To this end, I’ve backed off on obligations.  (Truth be told, I disappeared from some circles for a while and I apologize tremendously for that).  I’m only going to do two conventions this year – Houston’s Comicpalooza and the Chicago Stargate Creation Con.  I’m going to only one writer’s conference this year — In Your Write Mind at Seton Hill University (my grad school alma mater).  I wish I could do more.  I hated saying no to Shore Leave because those people are just awesome.

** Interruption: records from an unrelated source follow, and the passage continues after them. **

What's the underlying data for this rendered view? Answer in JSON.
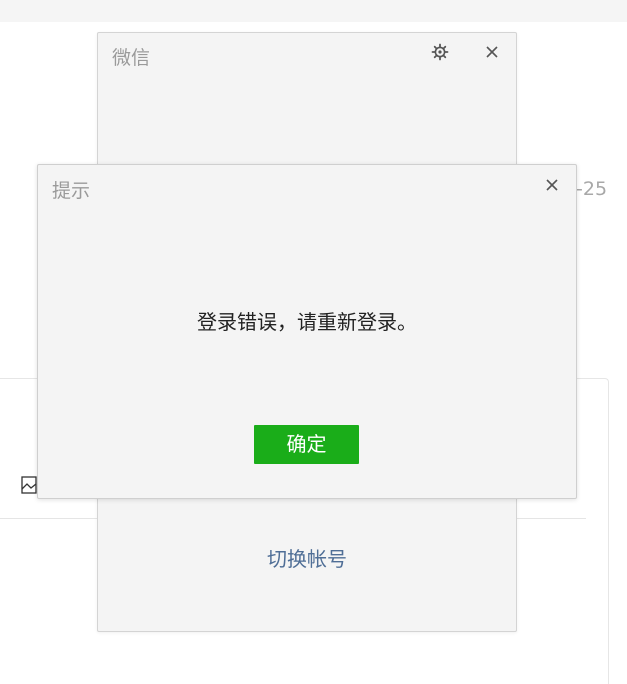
{
  "background": {
    "partial_text": "-25"
  },
  "wechat_window": {
    "title": "微信",
    "switch_account_label": "切换帐号",
    "icons": {
      "settings": "gear-icon",
      "close": "close-icon"
    }
  },
  "prompt_dialog": {
    "title": "提示",
    "message": "登录错误，请重新登录。",
    "confirm_label": "确定",
    "icons": {
      "close": "close-icon"
    }
  },
  "colors": {
    "confirm_button": "#1aad19",
    "link": "#4f6e96",
    "title_text": "#9a9a9a",
    "window_bg": "#f4f4f4"
  }
}
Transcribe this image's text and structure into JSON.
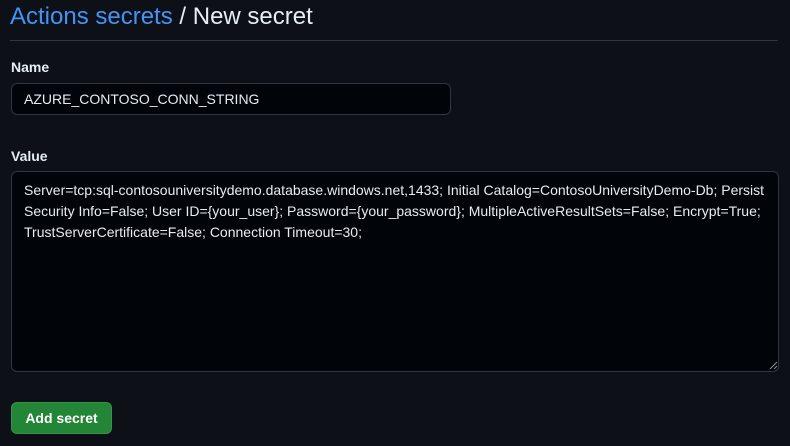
{
  "breadcrumb": {
    "parent_label": "Actions secrets",
    "separator": "/",
    "current_label": "New secret"
  },
  "form": {
    "name_label": "Name",
    "name_value": "AZURE_CONTOSO_CONN_STRING",
    "value_label": "Value",
    "value_text": "Server=tcp:sql-contosouniversitydemo.database.windows.net,1433; Initial Catalog=ContosoUniversityDemo-Db; Persist Security Info=False; User ID={your_user}; Password={your_password}; MultipleActiveResultSets=False; Encrypt=True; TrustServerCertificate=False; Connection Timeout=30;",
    "submit_label": "Add secret"
  },
  "colors": {
    "background": "#0d1117",
    "link": "#4493f8",
    "primary_button": "#238636",
    "input_background": "#010409",
    "border": "#30363d"
  },
  "icons": {
    "resize_grip": "resize-grip-icon"
  }
}
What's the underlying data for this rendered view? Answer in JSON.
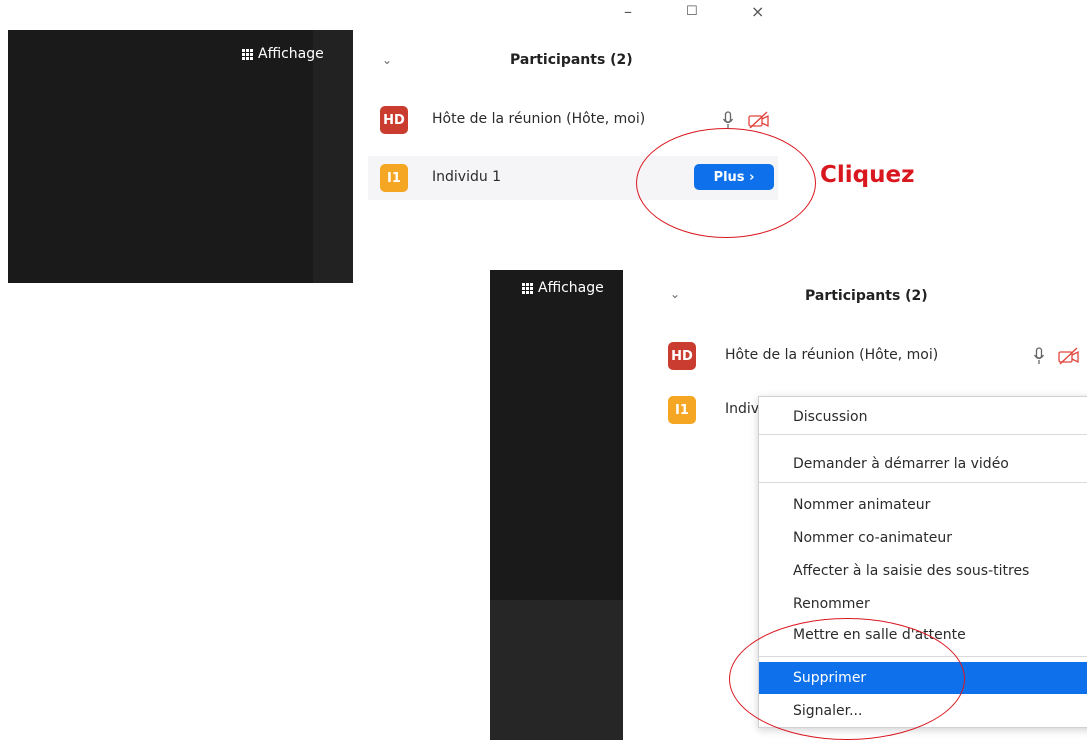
{
  "window_controls": {
    "minimize": "–",
    "maximize": "☐",
    "close": "×"
  },
  "top_view": {
    "view_button_label": "Affichage",
    "panel_title": "Participants (2)",
    "participants": [
      {
        "initials": "HD",
        "name": "Hôte de la réunion (Hôte, moi)",
        "avatar_color": "#c93c2f"
      },
      {
        "initials": "I1",
        "name": "Individu 1",
        "avatar_color": "#f5a623"
      }
    ],
    "more_button_label": "Plus ›"
  },
  "annotation": {
    "text": "Cliquez",
    "color": "#d9171f"
  },
  "bottom_view": {
    "view_button_label": "Affichage",
    "panel_title": "Participants (2)",
    "participants": [
      {
        "initials": "HD",
        "name": "Hôte de la réunion (Hôte, moi)"
      },
      {
        "initials": "I1",
        "name": "Indiv"
      }
    ],
    "menu_items": [
      "Discussion",
      "Demander à démarrer la vidéo",
      "Nommer animateur",
      "Nommer co-animateur",
      "Affecter à la saisie des sous-titres",
      "Renommer",
      "Mettre en salle d'attente",
      "Supprimer",
      "Signaler..."
    ],
    "selected_item": "Supprimer"
  },
  "colors": {
    "accent": "#0e71eb",
    "muted_red": "#e0443b",
    "annotation_red": "#d9171f"
  }
}
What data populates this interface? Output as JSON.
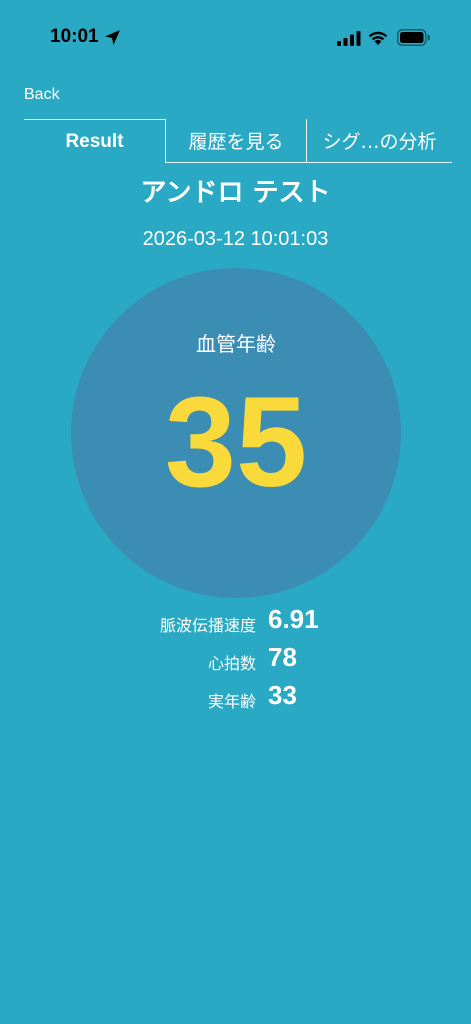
{
  "status_bar": {
    "time": "10:01"
  },
  "nav": {
    "back_label": "Back"
  },
  "tabs": [
    {
      "label": "Result"
    },
    {
      "label": "履歴を見る"
    },
    {
      "label": "シグ…の分析"
    }
  ],
  "result": {
    "user_name": "アンドロ テスト",
    "datetime": "2026-03-12 10:01:03",
    "circle_label": "血管年齢",
    "vascular_age": "35"
  },
  "metrics": [
    {
      "label": "脈波伝播速度",
      "value": "6.91"
    },
    {
      "label": "心拍数",
      "value": "78"
    },
    {
      "label": "実年齢",
      "value": "33"
    }
  ],
  "colors": {
    "background": "#2aa9c4",
    "circle": "#3b8db4",
    "accent_value": "#fad93a"
  },
  "icons": {
    "location": "location-arrow-icon",
    "signal": "cellular-signal-icon",
    "wifi": "wifi-icon",
    "battery": "battery-icon"
  }
}
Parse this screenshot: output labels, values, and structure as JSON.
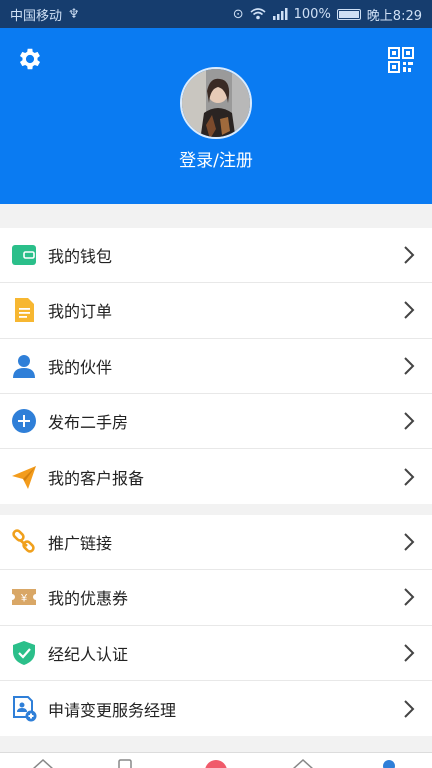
{
  "status_bar": {
    "carrier": "中国移动",
    "battery": "100%",
    "time": "晚上8:29"
  },
  "header": {
    "login_label": "登录/注册"
  },
  "menu_group_1": [
    {
      "label": "我的钱包",
      "icon": "wallet-icon",
      "color": "#2bbf8a"
    },
    {
      "label": "我的订单",
      "icon": "order-document-icon",
      "color": "#f7b731"
    },
    {
      "label": "我的伙伴",
      "icon": "person-icon",
      "color": "#2f7fd8"
    },
    {
      "label": "发布二手房",
      "icon": "plus-circle-icon",
      "color": "#2f7fd8"
    },
    {
      "label": "我的客户报备",
      "icon": "paper-plane-icon",
      "color": "#f39c1c"
    }
  ],
  "menu_group_2": [
    {
      "label": "推广链接",
      "icon": "link-icon",
      "color": "#f0a01c"
    },
    {
      "label": "我的优惠券",
      "icon": "coupon-icon",
      "color": "#d9a766",
      "symbol": "¥"
    },
    {
      "label": "经纪人认证",
      "icon": "shield-check-icon",
      "color": "#2bbf8a"
    },
    {
      "label": "申请变更服务经理",
      "icon": "id-card-icon",
      "color": "#2f7fd8"
    }
  ],
  "colors": {
    "header_bg": "#0a7bf2",
    "status_bg": "#163d6e",
    "page_bg": "#f2f2f2"
  }
}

Last bit of good news… I’m working on the book again.  Slow going. Building steam and momentum.  My goal is to deliver the first draft to Sally Malcolm (the editor) no later than August 15th.  With my health very slowly on the mend (I would KILL FOR A PIZZA though, really), I’m putting one foot in front of another.  I’ve had amazing support from family, Sally, and my closest friends.

It’s hard to admit our limitations. What I’m finding, however, is that accepting those limits can be freeing.  For the first time in my life, I’m appreciating the little things in ways I never would have before.  A friend’s laughter. My kid’s wonderfully absurd Facebook posts.  My husband’s snoring (yeah, isn’t that crazy???!!!).  The sound of my keyboard as it clicks and clacks.

Yeah, especially that last part.  I want to hear more of that now.  Much more.